Beyond showcasing new hardware and image quality improvements, several vendors increasingly emphasized how easy their systems were to customize for research purposes — including programmable sequences, reconstruction methods, and post-processing capabilities.
That shift reflects a broader reality across advanced imaging research: innovation is no longer only about acquiring better images. It is increasingly about creating environments where research teams can operationalize, scale, share, and reproduce complex imaging workflows more efficiently.
For organizations working in imaging infrastructure and imaging data management, these conversations matter because they reflect how the priorities of imaging teams are evolving.

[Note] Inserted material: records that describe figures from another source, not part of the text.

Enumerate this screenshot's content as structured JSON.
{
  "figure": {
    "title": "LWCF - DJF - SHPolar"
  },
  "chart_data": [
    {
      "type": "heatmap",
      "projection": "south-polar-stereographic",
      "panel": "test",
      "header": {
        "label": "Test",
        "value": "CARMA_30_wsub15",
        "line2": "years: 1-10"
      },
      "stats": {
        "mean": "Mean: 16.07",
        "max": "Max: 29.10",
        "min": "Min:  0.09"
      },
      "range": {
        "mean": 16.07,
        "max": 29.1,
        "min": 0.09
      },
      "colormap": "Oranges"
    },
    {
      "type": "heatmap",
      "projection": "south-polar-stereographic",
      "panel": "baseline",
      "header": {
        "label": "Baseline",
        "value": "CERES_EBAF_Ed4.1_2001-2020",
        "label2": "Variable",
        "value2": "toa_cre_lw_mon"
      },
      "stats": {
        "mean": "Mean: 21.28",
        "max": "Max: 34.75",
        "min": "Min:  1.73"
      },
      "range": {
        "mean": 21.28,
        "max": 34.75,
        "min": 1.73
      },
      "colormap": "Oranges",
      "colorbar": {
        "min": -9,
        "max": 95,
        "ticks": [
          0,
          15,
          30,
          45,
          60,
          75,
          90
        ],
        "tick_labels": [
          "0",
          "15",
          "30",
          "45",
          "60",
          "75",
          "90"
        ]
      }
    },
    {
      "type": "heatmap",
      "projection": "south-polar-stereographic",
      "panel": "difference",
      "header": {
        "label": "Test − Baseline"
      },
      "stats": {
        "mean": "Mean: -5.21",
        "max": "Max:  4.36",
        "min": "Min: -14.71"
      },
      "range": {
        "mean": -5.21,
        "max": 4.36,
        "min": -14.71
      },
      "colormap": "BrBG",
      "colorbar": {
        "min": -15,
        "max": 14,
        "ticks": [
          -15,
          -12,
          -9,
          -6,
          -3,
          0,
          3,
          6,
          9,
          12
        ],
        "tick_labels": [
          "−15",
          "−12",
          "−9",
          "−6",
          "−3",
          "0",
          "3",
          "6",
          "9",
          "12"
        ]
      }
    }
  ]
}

Beyond algorithms and visualizations, there is growing awareness that research scalability increasingly depends on mature operational systems capable of supporting collaboration, governance, interoperability, permissions management, and long-term imaging data management.
These are precisely the types of operational challenges platforms like QMENTA are increasingly designed to support across imaging research and clinical environments.
Events like ISMRM remain incredibly valuable precisely because they bring these conversations together in one place — from MRI physicists and AI researchers to infrastructure providers, imaging teams, and clinical research organizations.
And while the technologies showcased this year were impressive, some of the most important discussions were ultimately about something less visible: the operational infrastructure required to make advanced imaging research scalable in the real world.
Federated learning is an AI training approach where models are trained across multiple institutions or datasets without requiring sensitive medical imaging data to be centrally shared or transferred.
Medical imaging data sharing is often limited by interoperability issues, regulatory restrictions, infrastructure differences, governance concerns, and data privacy requirements.
As imaging datasets, AI workflows, and multi-site collaborations continue growing, research teams increasingly require scalable infrastructure capable of supporting storage, processing, permissions management, and collaboration efficiently.
Common challenges include interoperability between systems, data sharing restrictions, infrastructure scalability, workflow harmonization, governance, and managing increasingly large imaging datasets.